Tegen het einde van lekker voort denderende Short Life horen ze zelfs een korte gitaarsolo, een instrument dat op eerdere opnamen zelden boven de batterijen keyboards uitkwam. Nu we toch bezig zijn met de zeven verschillen. Frontman Thomas Sanders zingt ook iets anders, lager, meer met zijn spreekstem dan met zijn bekende falset. En er zijn nog maar 3 `Telemannen. De tekst kan optimistisch worden genoemd. Het thema is pluk de dag, want Life is Short.

Album heet Good Time/Hard Time en wordt in de lente verwacht.

The C.I.A – Impersonator

 The C.I.A is een schuilnaam van Ty en Denée Segall en Emmett Kelly. Ty is begenadigd gitarist en een van de toonaangevende figuren van de Californische garage/punk scene. Denée Segall is zijn levensgezellin annex artistieke rechterhand. Emmett Kely (The Cairo Gang) is een gerenommeerd muzikant uit de Amerikaanse experimentele folk hoek.

Sinds 2018 zijn ze gezamenlijk actief als The C.I.A. Het in dat jaar verscheen een debuutalbum krijgt binnenkort een vervolg. Het eerste album stond vol overstuurde, neurotische ultrakorte schreeuwpunksongs. Op Surgery Channel lijkt het er een stuk rustiger aan toe te gaan. Tenminste als eerste single, Impersonator de lading een beetje dekt.  

Met zijn dikke drie minuten is Impersonator bijna drie keer zo lang als de meeste nummer van het debuut. Het tempo ligt ook lager, de vervorming heeft artistiek nut en Denée zingt waar ze eerder schreeuwde. Impersonator The C.I.A is en blijft een S&M rockband met pneumatische drums en gitaren die klinken als een tandartsboor, maar dit keer zit er lijn in de song en zelfs de suggestie van een melodie. Daarnaast is de rol van fatale vrouw Denée op het ranke lijf geschreven. 

Westerman – Idol: RE-run

Voor Idol: RE-run, de eerste single in twee jaar van (William) Westerman kan je misschien het best even goed gaan zitten. Muzikaal gebeurt er het nodige, maar WW wil ook graag dat je naar de tekst luistert.

Die is overigens niet voor kinderoortjes bestemd. Airplay in de U.K. Of andere Engelstalige landen kan Westerman wel vergeten. Hij zingt het heel lief en rustig maar het refrein van, of beter een van de twee refreinen is een verzuchtend Mother Fucker. Het andere refrein is een hoog gezongen We Don’t Need No Hero.

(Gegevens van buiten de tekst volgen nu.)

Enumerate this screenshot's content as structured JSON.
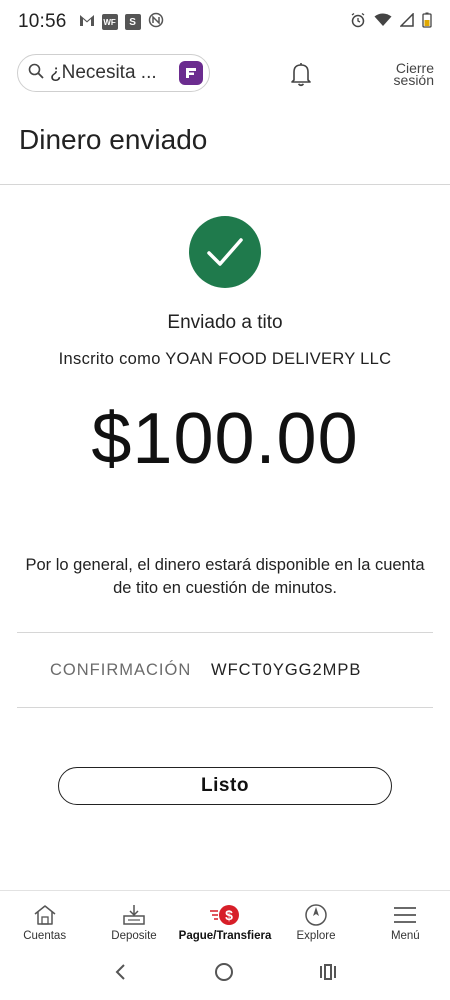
{
  "status_bar": {
    "time": "10:56",
    "left_icons": [
      "gmail-icon",
      "wf-icon",
      "s-icon",
      "nfc-icon"
    ],
    "right_icons": [
      "alarm-icon",
      "wifi-icon",
      "signal-icon",
      "battery-icon"
    ]
  },
  "header": {
    "search_placeholder": "¿Necesita ...",
    "signout_line1": "Cierre",
    "signout_line2": "sesión"
  },
  "page": {
    "title": "Dinero enviado",
    "sent_to": "Enviado a tito",
    "enrolled_as": "Inscrito como YOAN FOOD DELIVERY LLC",
    "amount": "$100.00",
    "note": "Por lo general, el dinero estará disponible en la cuenta de tito en cuestión de minutos.",
    "confirmation_label": "CONFIRMACIÓN",
    "confirmation_value": "WFCT0YGG2MPB",
    "done_label": "Listo"
  },
  "bottom_nav": {
    "items": [
      {
        "label": "Cuentas",
        "icon": "home-icon",
        "active": false
      },
      {
        "label": "Deposite",
        "icon": "deposit-icon",
        "active": false
      },
      {
        "label": "Pague/Transfiera",
        "icon": "pay-transfer-icon",
        "active": true
      },
      {
        "label": "Explore",
        "icon": "compass-icon",
        "active": false
      },
      {
        "label": "Menú",
        "icon": "menu-icon",
        "active": false
      }
    ]
  },
  "colors": {
    "success_green": "#1f7a4c",
    "brand_red": "#d71e28",
    "fargo_purple": "#6b2c8f"
  }
}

Westerman‘s nieuwe single is een protestsong in balladvorm zoals ze al sinds de tweede helft van de jaren zestig worden gezongen. In geval van Idol: RE-run aangekleed met piano, zacht tromgeroffel en een stemmingmakende trombone. Westerman schreef de tekst na de aanval op het Capitol door Trump aanhangers. Die beschouwen de aartsleugenaar en ras narcissist als een verlosser. Als ware hij door god gezonden. In de bijbel heet zo’n valse profeet een idool.  Vandaar de songtitel Idol:RE-run.

Onze democratieën die onder druk staan, de corona pandemie, klimaatsverandering en andere shitzooi hebben Westerman dus aan het denken gezet. Zozeer zelfs dat het muziekmaken er bij inschoot. Nu is hij na twee jaar weer terug om zijn zielenroerselen met ons te delen. Hij verdient je aandacht.